The Paradigm Failure

IT design does not fail because designers forget about humans. It fails because the humans who matter most to the adversary — the users — matter least to the designer.

The adversary has done the ethnography. They know what users do when a password is too long. They know what happens when a mandatory field has no good answer. They know that developers under deadline pressure will find tunnels and workarounds. They built their attack strategies on the predictable human response to design friction. They are, in a dark way, the most attentive students of wetware in the entire ecosystem.

The designer has done the audit documentation. They know what controls need to be demonstrably in place. They know which fields need to be mandatory to satisfy the compliance requirement.

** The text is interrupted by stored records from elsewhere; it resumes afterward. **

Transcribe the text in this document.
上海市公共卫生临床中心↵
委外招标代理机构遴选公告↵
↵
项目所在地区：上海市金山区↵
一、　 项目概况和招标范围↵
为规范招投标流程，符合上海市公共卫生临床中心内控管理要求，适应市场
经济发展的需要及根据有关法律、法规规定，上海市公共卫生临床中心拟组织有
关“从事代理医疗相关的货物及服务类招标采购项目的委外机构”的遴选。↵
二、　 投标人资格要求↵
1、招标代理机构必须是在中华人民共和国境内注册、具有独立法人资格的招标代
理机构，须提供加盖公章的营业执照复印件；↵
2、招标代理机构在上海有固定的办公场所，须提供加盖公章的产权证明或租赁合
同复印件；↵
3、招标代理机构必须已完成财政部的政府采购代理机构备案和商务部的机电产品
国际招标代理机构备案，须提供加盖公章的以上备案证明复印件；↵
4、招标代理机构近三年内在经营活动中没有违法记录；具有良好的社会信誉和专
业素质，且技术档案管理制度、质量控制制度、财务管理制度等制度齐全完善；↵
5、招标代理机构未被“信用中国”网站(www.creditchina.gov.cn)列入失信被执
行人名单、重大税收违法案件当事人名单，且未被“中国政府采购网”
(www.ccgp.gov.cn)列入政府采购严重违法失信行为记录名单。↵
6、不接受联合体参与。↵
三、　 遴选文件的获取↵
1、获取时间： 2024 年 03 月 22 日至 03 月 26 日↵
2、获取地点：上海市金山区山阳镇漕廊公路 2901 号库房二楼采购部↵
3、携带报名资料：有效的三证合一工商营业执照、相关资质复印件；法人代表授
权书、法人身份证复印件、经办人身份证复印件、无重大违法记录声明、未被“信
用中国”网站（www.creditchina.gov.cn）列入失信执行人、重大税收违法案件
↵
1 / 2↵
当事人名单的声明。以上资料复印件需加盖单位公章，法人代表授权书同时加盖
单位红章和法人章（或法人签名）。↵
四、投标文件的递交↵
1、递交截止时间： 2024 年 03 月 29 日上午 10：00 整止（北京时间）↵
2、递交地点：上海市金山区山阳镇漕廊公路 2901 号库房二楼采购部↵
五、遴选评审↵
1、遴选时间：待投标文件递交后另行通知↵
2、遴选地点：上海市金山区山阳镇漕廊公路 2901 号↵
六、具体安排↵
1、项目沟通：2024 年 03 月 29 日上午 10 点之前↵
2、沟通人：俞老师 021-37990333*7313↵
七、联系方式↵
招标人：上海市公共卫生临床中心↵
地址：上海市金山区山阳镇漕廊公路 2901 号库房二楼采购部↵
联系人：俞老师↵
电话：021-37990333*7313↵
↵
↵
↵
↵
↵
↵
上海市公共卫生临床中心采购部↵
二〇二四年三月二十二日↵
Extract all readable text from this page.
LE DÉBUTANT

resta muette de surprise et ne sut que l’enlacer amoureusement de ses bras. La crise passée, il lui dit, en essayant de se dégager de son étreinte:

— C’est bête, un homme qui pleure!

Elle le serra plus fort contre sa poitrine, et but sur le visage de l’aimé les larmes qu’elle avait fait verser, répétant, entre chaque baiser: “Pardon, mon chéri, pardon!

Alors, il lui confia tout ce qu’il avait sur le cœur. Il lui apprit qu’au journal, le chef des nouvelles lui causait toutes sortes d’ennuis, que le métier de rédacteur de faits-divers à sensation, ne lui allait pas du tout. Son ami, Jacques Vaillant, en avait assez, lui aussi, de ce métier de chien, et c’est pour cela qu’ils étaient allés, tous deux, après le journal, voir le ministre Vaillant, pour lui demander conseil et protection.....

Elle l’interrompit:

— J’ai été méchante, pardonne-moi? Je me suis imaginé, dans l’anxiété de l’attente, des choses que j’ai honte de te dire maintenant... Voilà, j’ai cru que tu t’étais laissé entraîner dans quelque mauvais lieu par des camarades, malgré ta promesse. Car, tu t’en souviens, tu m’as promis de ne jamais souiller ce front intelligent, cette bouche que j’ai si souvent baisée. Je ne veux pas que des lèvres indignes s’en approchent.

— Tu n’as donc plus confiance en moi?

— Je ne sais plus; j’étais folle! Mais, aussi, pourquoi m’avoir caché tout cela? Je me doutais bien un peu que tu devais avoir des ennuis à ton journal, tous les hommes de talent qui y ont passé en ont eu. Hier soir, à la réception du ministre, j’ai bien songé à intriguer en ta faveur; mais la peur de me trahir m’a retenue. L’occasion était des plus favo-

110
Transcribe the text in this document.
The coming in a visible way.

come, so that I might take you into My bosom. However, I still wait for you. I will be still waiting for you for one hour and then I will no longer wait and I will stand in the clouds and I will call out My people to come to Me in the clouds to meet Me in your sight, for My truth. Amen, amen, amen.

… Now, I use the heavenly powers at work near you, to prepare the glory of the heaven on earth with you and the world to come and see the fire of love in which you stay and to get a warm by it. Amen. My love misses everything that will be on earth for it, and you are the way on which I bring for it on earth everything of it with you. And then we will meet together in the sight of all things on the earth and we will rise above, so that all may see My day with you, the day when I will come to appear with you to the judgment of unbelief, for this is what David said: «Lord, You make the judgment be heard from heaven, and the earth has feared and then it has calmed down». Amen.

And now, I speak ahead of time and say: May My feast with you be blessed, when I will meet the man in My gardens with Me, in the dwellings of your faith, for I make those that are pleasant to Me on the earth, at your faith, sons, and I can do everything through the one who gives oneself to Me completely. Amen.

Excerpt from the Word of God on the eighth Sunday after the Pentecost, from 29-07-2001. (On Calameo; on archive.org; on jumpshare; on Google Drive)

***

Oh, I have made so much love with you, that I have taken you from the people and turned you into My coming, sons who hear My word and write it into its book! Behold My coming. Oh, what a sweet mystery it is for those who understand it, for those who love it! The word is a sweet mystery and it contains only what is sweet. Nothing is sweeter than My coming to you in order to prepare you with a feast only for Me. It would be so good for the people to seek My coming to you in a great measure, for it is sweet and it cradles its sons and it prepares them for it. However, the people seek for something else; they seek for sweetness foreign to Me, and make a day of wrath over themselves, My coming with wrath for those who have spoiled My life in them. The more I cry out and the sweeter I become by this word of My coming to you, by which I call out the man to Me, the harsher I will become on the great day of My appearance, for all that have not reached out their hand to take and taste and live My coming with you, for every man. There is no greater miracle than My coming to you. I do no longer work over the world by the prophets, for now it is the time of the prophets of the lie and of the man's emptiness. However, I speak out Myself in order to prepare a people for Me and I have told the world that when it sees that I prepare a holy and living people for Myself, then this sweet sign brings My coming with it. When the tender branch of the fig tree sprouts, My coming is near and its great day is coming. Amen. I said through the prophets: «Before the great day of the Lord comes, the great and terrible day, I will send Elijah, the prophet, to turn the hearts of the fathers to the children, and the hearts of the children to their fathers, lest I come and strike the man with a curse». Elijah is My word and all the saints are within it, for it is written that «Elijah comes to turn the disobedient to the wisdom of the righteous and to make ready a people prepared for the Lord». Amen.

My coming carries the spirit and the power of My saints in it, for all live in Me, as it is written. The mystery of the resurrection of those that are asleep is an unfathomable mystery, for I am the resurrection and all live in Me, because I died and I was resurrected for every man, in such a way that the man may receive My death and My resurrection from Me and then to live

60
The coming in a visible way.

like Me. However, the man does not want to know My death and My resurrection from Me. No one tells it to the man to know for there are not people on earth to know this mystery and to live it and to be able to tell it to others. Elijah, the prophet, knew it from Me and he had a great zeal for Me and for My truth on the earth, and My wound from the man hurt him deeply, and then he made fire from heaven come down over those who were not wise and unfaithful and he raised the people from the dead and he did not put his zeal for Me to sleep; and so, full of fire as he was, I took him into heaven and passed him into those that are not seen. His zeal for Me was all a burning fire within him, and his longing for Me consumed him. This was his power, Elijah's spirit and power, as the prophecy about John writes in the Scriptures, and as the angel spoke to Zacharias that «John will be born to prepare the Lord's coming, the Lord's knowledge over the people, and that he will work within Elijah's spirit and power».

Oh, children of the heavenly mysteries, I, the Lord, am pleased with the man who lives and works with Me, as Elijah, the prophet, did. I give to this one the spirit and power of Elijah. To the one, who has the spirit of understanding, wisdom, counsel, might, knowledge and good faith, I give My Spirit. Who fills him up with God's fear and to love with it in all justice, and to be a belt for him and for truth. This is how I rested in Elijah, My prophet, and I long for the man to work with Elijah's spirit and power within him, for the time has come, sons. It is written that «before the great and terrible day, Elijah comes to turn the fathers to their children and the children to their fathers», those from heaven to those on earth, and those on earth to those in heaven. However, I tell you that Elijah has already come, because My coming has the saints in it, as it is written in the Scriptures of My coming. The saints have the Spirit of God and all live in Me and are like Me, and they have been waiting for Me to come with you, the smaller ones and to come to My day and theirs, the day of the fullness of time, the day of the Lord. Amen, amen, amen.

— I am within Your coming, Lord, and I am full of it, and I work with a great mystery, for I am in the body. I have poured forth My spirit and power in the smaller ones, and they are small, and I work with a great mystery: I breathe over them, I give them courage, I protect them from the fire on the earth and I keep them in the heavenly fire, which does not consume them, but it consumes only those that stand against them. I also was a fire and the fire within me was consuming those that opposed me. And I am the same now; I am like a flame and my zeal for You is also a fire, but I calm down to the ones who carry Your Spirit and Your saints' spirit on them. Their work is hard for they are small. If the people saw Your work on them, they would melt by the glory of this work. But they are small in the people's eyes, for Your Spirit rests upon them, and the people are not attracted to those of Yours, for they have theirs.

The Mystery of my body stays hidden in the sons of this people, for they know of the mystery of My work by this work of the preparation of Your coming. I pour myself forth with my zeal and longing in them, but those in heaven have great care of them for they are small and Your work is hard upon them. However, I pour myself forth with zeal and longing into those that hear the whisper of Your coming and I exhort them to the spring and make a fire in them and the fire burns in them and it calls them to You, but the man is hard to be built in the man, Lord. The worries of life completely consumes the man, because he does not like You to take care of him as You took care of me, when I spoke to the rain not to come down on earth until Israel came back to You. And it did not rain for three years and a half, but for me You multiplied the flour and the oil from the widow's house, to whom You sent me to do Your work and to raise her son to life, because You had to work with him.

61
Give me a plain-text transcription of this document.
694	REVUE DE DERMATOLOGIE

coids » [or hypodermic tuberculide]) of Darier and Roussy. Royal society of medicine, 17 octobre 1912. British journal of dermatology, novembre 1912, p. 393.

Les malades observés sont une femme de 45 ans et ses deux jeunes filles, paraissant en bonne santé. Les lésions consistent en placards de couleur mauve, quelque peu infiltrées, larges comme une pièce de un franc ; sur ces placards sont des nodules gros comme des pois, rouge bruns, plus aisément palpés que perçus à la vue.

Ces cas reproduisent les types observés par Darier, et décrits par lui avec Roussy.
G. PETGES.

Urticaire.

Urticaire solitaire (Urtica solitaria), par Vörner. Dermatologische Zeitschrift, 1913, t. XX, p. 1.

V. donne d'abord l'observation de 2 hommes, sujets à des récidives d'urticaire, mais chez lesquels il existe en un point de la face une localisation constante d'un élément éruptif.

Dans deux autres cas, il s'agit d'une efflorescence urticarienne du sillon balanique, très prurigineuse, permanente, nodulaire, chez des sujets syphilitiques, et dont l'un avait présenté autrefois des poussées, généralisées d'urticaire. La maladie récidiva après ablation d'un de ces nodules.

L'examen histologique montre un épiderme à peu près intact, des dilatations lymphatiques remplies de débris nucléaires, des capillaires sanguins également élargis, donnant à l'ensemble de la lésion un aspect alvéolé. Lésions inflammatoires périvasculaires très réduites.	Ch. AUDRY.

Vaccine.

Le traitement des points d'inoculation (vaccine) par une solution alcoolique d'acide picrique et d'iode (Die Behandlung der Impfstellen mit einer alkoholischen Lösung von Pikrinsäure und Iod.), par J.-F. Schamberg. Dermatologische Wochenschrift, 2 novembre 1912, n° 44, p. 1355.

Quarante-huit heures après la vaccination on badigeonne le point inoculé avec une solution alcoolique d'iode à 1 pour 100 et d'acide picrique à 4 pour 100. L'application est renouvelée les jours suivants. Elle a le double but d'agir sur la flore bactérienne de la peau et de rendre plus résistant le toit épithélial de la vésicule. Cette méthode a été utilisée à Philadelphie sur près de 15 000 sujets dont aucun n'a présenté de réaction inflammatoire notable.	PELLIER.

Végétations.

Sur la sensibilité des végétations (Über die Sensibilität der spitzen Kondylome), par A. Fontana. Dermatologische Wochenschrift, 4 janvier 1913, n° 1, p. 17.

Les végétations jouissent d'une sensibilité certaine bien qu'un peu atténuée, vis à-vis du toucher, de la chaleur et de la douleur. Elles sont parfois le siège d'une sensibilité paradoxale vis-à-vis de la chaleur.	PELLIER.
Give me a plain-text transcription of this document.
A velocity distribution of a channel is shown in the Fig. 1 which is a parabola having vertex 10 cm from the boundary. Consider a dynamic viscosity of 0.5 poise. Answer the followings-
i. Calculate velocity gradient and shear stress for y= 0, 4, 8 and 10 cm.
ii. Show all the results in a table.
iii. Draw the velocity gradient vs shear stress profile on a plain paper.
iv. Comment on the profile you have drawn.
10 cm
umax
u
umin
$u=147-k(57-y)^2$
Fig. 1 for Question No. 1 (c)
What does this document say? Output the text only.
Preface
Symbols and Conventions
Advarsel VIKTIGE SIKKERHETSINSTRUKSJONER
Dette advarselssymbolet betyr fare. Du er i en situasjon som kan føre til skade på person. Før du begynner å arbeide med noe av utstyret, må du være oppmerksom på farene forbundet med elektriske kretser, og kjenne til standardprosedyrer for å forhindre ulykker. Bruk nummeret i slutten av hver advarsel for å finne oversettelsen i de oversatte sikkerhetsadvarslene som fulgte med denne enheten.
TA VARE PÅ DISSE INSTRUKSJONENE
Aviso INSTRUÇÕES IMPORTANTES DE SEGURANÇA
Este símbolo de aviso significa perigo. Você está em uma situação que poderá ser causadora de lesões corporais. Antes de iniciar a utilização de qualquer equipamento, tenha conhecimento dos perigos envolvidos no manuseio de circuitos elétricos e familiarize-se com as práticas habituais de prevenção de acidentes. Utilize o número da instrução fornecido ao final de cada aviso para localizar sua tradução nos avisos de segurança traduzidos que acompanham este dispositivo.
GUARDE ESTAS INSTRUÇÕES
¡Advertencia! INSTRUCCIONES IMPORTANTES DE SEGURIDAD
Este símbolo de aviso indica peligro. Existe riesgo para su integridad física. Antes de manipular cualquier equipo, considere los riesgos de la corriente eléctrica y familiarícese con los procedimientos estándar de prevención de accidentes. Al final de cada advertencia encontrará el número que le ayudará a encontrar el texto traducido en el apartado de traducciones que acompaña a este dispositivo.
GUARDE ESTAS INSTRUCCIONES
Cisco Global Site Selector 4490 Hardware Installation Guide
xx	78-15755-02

They know which upgrade needs to ship before the review. The actual human using the system was never their primary concern, and the incentive structure they operate within never required them to make it so.

The result is a system optimised for the audit that gets audited and vulnerable to the adversary who was never in scope. The compliance officer is perfectly served. The user bears the cost. The attacker harvests what the designer built.

This is not conspiracy. It is emergent misalignment. Nobody planned it. Nobody had the structural incentive to stop it. The Fuckwittery is baked into the architecture of the industry itself.


Institutional Validation Arrives Late

Ross Anderson, a professor of security engineering at Cambridge, established in 2001 that IT security spending systematically misallocates because the people who specify controls do not bear their costs. The economics were always wrong. The incentive structure was always misaligned. The analysis has been available for a quarter of a century. The industry has mostly continued as before.

In 2017, the National Institute of Standards and Technology — NIST — formally reversed its own password complexity guidance. The rules that produced the sticky note, the predictable substitution, the rotation cycle that increments the number at the end of last quarter's password. NIST had written those rules in 2003. The empirical evidence that they were producing the opposite of their intended effect had been accumulating for years before the reversal. Fourteen years of mandatory complexity, forced rotation, and special character requirements — fourteen years of sticky notes and Password1! — before the body that wrote the rules acknowledged they had been wrong.

Paragentism arrives at the same destination from first principles. A system that erodes agency to perform security is not a security system. It is security theatre with an expensive box office and an open back door.

TLS works because it was designed for the whole system. The hardware, the software, and the wetware. It asks nothing of the human that the human cannot effortlessly provide. It encrypts the connection invisibly and makes the security emergent from the design rather than dependent on the user's compliance with rules they cannot meaningfully follow.

That is the standard. Not aspirational. Already achieved, in 1999, by a protocol most users have never heard of and have never needed to think about.

Until IT design is held to it — until the unit of design is the whole system including the adaptive, creative, obstacle-routing human at the keyboard — the sticky note will outlast every policy written to replace it.